Brain chemistry, Ayurvedic medicine, cellulite control, clearing abuse and trauma from the energy field all give different approaches and different models to support weight loss and weight maintenance. Each modality has something to offer. Some of it may not work for you and all of may work for you. We hope that you will find the information interesting and helpful.
Austin, Milli D., The Healing Bath, Healing Arts Press, 1997.
Breedlove, Greta, The Herbal Home Spa, Storey Books, 1998.
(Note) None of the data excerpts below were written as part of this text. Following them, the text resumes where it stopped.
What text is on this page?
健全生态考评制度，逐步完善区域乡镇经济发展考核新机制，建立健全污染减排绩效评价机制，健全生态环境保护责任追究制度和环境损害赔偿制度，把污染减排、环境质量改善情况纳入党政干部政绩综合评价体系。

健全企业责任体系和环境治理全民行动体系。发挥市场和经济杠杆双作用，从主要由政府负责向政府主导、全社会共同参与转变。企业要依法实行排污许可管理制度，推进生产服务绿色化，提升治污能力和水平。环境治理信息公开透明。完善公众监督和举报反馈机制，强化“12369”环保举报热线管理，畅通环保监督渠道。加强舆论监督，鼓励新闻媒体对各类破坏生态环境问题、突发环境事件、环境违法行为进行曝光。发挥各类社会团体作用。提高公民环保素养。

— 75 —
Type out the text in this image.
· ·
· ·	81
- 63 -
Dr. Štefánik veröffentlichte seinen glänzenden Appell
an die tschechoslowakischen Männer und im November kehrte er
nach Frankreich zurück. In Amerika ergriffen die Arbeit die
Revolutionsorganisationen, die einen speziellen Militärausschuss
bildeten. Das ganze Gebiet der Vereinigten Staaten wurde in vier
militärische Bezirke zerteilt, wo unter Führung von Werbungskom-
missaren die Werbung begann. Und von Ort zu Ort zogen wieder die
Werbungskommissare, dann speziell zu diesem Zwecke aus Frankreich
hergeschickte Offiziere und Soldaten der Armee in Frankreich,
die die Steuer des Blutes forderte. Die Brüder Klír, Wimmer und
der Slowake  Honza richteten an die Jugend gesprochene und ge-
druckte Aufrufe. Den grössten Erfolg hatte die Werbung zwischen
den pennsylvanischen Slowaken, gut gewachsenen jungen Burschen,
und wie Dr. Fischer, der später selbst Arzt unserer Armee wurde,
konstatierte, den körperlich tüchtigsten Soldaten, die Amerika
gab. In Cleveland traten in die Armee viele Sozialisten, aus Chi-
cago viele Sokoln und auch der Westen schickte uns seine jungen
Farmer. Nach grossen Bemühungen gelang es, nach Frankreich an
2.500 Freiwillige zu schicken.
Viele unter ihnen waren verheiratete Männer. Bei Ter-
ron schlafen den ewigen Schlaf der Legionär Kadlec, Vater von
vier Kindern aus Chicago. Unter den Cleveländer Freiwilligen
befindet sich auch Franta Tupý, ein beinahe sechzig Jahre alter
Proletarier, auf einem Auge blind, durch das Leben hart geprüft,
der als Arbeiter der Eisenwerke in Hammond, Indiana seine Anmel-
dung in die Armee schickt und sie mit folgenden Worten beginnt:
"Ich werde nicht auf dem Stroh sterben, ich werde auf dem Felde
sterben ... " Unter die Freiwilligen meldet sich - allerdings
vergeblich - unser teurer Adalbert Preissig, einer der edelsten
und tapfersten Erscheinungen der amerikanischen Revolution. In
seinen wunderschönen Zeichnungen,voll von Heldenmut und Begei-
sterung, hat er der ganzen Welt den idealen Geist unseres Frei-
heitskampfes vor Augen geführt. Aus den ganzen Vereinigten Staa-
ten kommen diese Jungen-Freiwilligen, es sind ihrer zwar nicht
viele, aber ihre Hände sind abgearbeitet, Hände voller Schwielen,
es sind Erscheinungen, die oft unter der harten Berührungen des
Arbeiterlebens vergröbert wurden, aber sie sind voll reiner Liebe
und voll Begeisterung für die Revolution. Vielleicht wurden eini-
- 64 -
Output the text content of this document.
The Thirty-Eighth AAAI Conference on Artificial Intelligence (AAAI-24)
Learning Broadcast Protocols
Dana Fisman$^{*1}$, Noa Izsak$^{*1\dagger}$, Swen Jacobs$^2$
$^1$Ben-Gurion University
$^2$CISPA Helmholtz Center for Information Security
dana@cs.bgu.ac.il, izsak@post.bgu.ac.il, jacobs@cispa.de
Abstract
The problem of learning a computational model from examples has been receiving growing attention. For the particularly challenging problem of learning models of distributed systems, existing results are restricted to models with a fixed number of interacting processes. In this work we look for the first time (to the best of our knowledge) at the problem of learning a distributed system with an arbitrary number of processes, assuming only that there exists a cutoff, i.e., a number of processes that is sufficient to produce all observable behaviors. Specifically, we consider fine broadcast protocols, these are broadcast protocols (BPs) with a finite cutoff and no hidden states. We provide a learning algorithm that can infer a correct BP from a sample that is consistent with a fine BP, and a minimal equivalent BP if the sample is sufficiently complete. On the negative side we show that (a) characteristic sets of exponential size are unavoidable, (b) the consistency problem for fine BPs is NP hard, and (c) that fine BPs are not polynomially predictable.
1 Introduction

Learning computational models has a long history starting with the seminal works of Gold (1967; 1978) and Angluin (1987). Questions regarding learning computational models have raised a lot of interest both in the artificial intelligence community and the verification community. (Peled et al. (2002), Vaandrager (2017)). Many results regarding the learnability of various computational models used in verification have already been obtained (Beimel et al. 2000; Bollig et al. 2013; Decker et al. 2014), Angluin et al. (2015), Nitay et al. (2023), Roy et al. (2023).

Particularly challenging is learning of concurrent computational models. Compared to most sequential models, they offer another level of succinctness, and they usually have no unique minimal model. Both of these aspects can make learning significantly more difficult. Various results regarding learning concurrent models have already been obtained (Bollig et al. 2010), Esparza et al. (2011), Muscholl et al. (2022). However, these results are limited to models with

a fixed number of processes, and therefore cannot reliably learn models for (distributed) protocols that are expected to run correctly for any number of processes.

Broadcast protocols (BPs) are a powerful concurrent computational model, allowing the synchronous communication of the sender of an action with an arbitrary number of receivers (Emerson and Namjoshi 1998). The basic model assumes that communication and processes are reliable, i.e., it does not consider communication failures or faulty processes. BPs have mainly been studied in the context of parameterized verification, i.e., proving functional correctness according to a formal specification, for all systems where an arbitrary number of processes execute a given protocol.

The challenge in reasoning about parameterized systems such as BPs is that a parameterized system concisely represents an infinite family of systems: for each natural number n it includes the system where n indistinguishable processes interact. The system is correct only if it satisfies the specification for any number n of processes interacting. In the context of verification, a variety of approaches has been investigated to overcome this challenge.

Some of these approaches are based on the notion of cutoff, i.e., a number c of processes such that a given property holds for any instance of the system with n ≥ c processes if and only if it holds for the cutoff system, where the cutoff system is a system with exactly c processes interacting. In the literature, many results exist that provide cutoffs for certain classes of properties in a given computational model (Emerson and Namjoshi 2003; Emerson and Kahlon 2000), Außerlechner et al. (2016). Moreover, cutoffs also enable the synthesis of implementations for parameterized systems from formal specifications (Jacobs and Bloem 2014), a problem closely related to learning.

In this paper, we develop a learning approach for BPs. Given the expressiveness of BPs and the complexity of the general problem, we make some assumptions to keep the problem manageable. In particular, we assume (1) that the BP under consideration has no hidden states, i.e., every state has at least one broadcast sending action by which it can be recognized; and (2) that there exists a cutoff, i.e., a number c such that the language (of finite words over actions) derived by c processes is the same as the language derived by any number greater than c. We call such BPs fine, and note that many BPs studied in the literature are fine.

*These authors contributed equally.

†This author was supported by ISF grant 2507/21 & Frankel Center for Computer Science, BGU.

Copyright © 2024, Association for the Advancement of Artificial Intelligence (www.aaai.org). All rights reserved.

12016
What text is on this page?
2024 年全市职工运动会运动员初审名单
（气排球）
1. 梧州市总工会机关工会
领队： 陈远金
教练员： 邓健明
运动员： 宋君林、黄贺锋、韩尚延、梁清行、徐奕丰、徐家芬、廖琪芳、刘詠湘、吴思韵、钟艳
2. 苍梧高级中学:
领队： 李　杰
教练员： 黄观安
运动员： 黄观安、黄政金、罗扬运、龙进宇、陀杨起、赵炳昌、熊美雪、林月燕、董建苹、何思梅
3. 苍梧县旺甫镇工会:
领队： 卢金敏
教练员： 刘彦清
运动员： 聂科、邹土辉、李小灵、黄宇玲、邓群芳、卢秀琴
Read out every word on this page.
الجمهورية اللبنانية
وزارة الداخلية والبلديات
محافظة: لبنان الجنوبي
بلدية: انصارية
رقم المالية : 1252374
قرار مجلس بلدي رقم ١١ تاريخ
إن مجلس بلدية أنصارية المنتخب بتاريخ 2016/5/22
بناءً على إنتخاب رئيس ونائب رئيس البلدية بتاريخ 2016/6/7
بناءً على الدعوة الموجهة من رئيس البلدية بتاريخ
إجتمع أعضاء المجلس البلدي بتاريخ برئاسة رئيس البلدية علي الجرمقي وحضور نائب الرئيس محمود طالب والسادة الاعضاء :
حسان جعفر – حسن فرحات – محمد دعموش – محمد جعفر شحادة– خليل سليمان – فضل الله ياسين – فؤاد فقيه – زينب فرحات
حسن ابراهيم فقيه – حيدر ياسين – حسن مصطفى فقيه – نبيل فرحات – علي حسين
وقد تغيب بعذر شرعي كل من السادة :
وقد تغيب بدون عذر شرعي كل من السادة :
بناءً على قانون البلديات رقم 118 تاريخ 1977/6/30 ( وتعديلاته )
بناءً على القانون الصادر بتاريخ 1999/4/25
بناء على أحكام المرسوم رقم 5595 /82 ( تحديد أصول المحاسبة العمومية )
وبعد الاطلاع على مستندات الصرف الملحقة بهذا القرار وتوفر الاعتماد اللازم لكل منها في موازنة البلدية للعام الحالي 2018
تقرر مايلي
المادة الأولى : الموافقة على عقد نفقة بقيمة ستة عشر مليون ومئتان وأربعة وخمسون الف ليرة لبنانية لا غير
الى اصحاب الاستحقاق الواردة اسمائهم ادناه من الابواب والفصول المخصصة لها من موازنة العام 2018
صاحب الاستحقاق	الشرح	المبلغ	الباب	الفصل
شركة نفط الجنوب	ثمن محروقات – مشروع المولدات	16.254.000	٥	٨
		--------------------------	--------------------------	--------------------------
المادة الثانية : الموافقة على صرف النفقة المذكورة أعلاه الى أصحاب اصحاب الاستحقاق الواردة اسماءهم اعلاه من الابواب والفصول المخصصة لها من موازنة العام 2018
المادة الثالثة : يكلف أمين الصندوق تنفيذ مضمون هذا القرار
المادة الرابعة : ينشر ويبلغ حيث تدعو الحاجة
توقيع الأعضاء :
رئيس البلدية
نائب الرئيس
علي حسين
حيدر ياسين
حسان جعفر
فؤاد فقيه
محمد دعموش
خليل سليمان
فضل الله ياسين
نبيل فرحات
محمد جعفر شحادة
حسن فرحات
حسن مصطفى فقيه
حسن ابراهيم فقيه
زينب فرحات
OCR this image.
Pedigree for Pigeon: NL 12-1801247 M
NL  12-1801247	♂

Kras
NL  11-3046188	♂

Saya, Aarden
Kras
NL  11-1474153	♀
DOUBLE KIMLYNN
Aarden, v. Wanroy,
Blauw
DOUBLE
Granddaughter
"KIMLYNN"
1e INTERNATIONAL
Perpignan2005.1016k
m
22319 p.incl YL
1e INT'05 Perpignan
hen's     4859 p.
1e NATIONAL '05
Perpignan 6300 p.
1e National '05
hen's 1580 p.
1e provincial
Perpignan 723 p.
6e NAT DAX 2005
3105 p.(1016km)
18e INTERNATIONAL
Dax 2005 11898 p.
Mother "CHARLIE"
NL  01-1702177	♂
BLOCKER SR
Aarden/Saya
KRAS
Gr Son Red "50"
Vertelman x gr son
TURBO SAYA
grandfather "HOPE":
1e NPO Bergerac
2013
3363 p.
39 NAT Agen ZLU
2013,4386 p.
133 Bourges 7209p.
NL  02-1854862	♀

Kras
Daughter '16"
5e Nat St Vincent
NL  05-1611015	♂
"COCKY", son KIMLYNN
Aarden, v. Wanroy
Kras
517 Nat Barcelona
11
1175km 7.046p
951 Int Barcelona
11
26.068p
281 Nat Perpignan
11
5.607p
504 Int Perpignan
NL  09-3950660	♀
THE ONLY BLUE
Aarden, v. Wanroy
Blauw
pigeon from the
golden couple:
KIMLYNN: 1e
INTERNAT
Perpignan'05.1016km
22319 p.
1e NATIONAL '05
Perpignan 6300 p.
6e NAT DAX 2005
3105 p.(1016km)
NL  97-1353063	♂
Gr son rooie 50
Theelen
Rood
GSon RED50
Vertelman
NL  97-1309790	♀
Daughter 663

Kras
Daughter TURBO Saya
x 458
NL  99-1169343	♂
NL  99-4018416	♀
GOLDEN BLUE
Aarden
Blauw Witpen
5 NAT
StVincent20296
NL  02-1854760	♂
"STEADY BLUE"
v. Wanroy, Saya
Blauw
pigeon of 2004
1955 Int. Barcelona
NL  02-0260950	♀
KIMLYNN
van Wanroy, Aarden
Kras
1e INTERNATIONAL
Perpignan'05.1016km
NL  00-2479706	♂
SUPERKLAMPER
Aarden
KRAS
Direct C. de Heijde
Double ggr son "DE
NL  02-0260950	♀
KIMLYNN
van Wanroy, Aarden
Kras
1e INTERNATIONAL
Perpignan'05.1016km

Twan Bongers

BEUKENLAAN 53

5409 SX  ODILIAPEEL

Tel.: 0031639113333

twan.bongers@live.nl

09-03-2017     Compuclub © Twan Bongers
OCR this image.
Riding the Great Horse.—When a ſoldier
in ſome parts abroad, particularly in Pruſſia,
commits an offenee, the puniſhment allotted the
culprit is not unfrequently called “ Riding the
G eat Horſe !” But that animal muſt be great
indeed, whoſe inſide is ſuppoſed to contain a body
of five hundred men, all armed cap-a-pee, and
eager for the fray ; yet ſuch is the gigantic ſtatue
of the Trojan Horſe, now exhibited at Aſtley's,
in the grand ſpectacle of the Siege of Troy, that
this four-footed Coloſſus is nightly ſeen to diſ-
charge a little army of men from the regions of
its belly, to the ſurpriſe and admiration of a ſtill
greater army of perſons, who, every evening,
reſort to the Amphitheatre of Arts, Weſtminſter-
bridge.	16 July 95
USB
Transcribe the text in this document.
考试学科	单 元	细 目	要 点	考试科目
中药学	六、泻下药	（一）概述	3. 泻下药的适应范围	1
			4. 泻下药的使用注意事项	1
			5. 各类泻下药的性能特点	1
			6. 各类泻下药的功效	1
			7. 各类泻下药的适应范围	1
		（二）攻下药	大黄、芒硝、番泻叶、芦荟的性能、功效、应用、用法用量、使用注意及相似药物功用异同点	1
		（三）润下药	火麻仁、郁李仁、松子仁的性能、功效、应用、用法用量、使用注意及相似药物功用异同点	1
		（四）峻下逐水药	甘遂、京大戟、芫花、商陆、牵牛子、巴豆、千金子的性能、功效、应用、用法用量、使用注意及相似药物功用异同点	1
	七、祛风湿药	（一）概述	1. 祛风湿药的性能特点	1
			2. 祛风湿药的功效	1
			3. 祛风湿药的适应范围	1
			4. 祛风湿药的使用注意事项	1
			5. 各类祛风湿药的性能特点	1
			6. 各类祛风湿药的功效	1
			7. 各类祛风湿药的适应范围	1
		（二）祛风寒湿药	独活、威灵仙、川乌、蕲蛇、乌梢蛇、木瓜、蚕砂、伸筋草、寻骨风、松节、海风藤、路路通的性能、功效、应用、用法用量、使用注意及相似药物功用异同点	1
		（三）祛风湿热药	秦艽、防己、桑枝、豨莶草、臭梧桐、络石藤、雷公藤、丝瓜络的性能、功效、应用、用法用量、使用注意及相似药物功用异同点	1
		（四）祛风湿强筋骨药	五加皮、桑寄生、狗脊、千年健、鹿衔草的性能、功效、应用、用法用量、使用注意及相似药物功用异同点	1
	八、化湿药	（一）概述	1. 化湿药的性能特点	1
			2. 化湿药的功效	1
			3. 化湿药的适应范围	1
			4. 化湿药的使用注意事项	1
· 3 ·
Davis, Patricia, Aromatherapy An A-Z, The C.W. Daniel Company Limited, 1988.
Hirsch, Alan R., M.D., Dr. Hirsch's Guide to Scentsational Weight Loss, Element Books, Inc., 1997.
Miller, Light Dr. and Miller, Bryan, Dr., Ayurveda and Aromatherapy, Lotus, 1995.
Rose, Jeanne, The Aromatherapy Book of Application and Inhalation, North Atlantic Books, 1992.
Prince, Menkit, The Essential Oil Cookbook, Earth Love Enterprises, 1999.